God is absolutely in the miracle business, but what would He accomplish for His kingdom if I fell asleep tonight in my current state and woke up tomorrow looking like a bodybuilder, one of the most perfect physical specimens to ever walk to face of the earth? Well, I know myself enough to know this: He would create a monster. I’d have an ego the size of a skyscraper, none of my bad habits would have changed, and I’d honestly, probably rely less on God.
See, we make resolutions for things like fitness, money, love…and all of those are GREAT things, but I think we miss the mark because we only try to change things that are symptoms of other issues, without working on the actual issues. In order to have a great 2015 and to make the changes we need to make in our lives better, we have to find the “why” in all of our resolutions. We need to figure out “why” we have the problems we want to fix “why” we want to fix them. This comes from examining our hearts and motives. For years, I’ve made resolutions to get in shape. For years, my “why” I have the problem of being out of shape is: “Because I am.” And the “why” I want to fix the issue is “Because I do.”

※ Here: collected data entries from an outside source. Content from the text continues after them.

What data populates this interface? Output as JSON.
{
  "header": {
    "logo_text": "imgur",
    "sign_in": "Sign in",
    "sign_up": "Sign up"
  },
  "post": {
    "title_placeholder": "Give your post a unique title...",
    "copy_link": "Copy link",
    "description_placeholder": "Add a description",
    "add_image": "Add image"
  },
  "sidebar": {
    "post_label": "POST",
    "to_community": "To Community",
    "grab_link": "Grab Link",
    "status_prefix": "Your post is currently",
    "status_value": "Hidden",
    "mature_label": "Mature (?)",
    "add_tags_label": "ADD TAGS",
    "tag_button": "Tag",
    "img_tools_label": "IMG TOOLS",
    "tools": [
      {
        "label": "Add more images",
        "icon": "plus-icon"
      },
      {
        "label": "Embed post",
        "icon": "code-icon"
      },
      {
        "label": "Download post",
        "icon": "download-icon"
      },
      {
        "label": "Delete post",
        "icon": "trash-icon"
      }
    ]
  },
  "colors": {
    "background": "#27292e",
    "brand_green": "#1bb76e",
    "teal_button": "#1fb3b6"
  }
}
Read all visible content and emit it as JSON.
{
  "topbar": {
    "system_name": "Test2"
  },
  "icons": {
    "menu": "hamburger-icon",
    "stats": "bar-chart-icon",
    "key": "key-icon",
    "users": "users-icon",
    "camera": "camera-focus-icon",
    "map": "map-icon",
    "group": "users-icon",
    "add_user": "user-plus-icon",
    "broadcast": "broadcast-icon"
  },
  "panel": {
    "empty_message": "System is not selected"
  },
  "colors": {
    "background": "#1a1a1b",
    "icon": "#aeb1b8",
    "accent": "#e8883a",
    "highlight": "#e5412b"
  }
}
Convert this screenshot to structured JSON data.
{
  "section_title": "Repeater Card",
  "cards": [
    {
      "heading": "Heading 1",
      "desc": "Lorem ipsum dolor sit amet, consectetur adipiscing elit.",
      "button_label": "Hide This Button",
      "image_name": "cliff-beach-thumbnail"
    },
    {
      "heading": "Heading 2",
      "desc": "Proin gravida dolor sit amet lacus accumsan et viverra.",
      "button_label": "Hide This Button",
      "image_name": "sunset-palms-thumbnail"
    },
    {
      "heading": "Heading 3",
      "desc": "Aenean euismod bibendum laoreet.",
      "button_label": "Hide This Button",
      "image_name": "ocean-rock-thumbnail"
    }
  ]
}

We need to make resolutions we’re passionate about. These resolutions aren’t New Year’s Resolutions, but lifetime commitments: That’s your last point. “Make a new resolution that YOU’RE PASSIONATE ABOUT.” Not a NEW YEAR’S RESOLUTION, but a NEW RESOLUTION. Here’s how I have redefined my fitness goal. It’s still there, but I’m getting specific, and it doesn’t start on Jan 1st, it’s going to a way of life. Why do I have an issue with fitness? Because I have thirty years of bad habits that I need to break. Why do I want to improve on this? Because I want to be a better example of a Christ-follower for those around me, and I don’t want my ministry and my life cut short because I couldn’t get my act together.
Church, I want nothing but the best for all of us in this room. I think having resolutions is a healthy thing…but we have to make resolutions with a purpose. If there’s no purpose, then there’s no goal, and if there’s no goal, then there’s no passion. If you want my advice: we need to find areas where we are weak, we need to ask God for guidance….we need to ask God to help us work through these areas, and we need to work with God on these issues. Church, God truly does want the best for all of us in 2015, but we need to make sure we also want what’s best for God.
Church, today is the first Sunday of 2015. It can kick off a year of change, or it can be another year of us doing the same old things. If we want to kick this year off right, then let’s make a resolution that honors Him. And, what better way to kick off the year on the right foot than to celebrate what He did for us. On that fateful night some two thousand years ago, Jesus was with his disciples during the Passover feast. During this feast, Jesus took bread, He gave thanks, and He broke it. He told his disciples, “Take and eat, this is my body.” Then, he took the cup, gave thanks and offered it to them, saying “drink from it, all of you. This is my blood of the covenant, which is poured out for many for the forgiveness of sins.” And they broke bread. Just like the disciples so many years ago, we have the privilege of breaking bread in remembrance of Jesus and the price he paid for us. Church, this communion is an open table. All of us here are worthy of God’s grace and all of us are invited to join. Now, I would like to ask our ushers to come forward.